Dennis Rodman, the eccentric but sure-handed basketball star, recently was given the rare honor of holding North Korean leader Kim Jong Un's newborn daughter, thereby confirming for U.S. intelligence that Kim did indeed have a baby.

On Monday, just back from his second visit to the hermit kingdom, Rodman held a New York news conference at which he announced plans to put together a team of former NBA all-stars to play in a pair of exhibition games in communist North Korea in January. He also said Kim had asked him to coach North Korea's 2016 Olympic basketball team.

Dressed as a walking billboard for capitalism — wearing the shirt of a vodka company and the hat of an Irish bookmaker that is reportedly putting up $3.5 million for Rodman to coach the Olympic team — the flamboyant forward declared to sportswriters: "I'll tell you guys one thing: Take me seriously."

Rodman has spent a lifetime making sure that they didn't.

As North Korea's coach, he will have to deal right away with a certain clash of lifestyles. Exuberant, candid to a fault, covered with tattoos and body piercings, Rodman has been known to appear in a wedding dress. North Korean athletes keep straight faces on pain of being imprisoned and dress in identical gray boiler suits.

He has another problem.

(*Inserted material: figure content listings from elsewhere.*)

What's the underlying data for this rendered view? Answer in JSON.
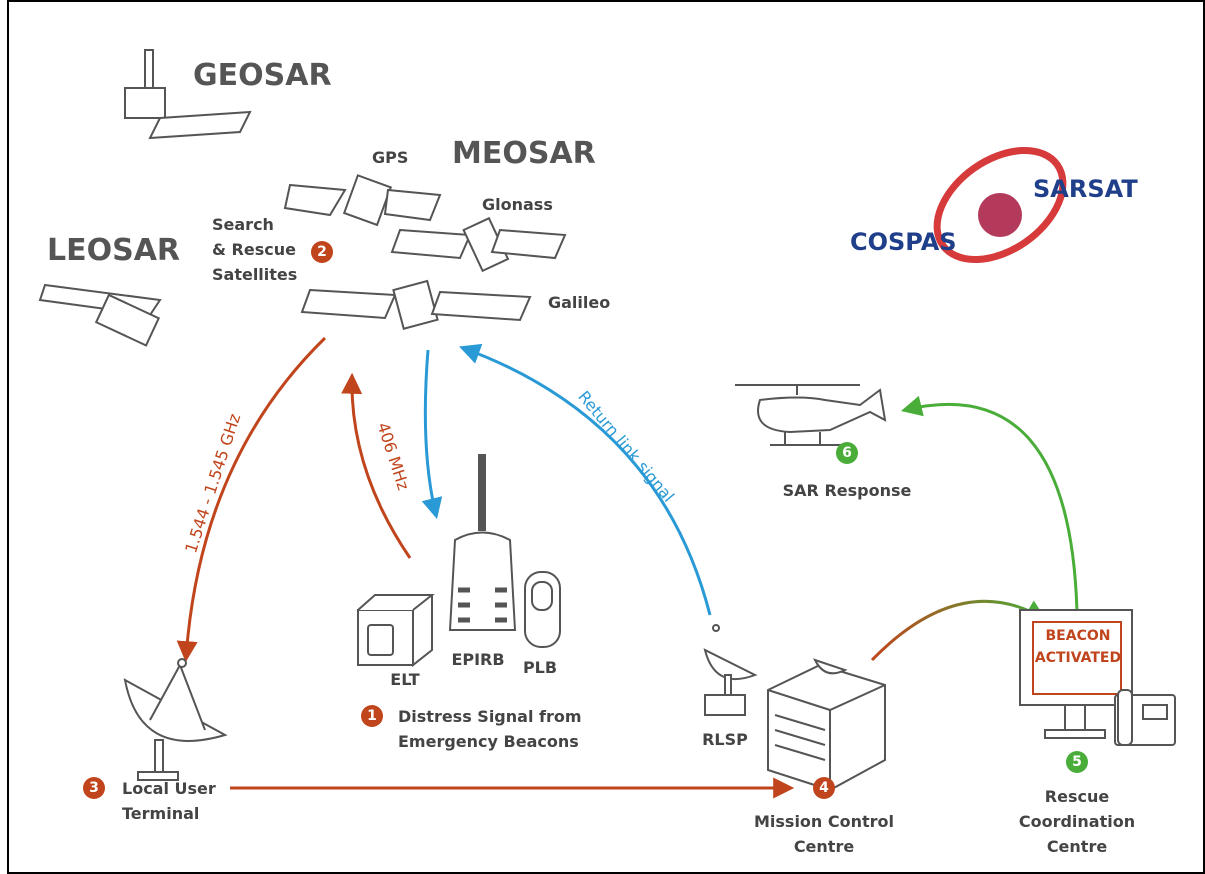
{
  "satellites": {
    "geosar": "GEOSAR",
    "meosar": "MEOSAR",
    "leosar": "LEOSAR",
    "gps": "GPS",
    "glonass": "Glonass",
    "galileo": "Galileo"
  },
  "steps": [
    {
      "number": "1",
      "lines": [
        "Distress Signal from",
        "Emergency Beacons"
      ]
    },
    {
      "number": "2",
      "lines": [
        "Search",
        "& Rescue",
        "Satellites"
      ]
    },
    {
      "number": "3",
      "lines": [
        "Local User",
        "Terminal"
      ]
    },
    {
      "number": "4",
      "lines": [
        "Mission Control",
        "Centre"
      ]
    },
    {
      "number": "5",
      "lines": [
        "Rescue",
        "Coordination",
        "Centre"
      ]
    },
    {
      "number": "6",
      "lines": [
        "SAR Response"
      ]
    }
  ],
  "beacons": [
    "ELT",
    "EPIRB",
    "PLB"
  ],
  "rlsp": "RLSP",
  "links": {
    "downlink": "1.544 - 1.545 GHz",
    "uplink": "406 MHz",
    "return": "Return link signal"
  },
  "screen": [
    "BEACON",
    "ACTIVATED"
  ],
  "logo": {
    "left": "COSPAS",
    "right": "SARSAT"
  }
}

Having known little but the pleasures of Pyongyang, considered perhaps the most joyless world capital, Rodman may have trouble fielding an Olympic team once his players get off the airplane. The 2016 Olympics are being held in Rio de Janeiro.

However, Rodman will have a coaching tool largely denied to Western coaches: He can always have a few players shot in hopes the rest will shape up.

In assembling his team, Rodman certainly will want to consider North Korea's ruler. If he's half the athlete his father was, Rodman will certainly want him. The first time the elder Kim played golf, he made 11 holes in one, or so the story goes.

Rodman, who calls Kim "the marshal" and claims him as a good friend, has refused to intervene on behalf of an ailing, imprisoned U.S. missionary. Still, Rodman is one of the few foreigners outside of gunshot range who has found anything good to say about Kim:

"If he wanted to bomb anybody in the world, he would have done it," he said.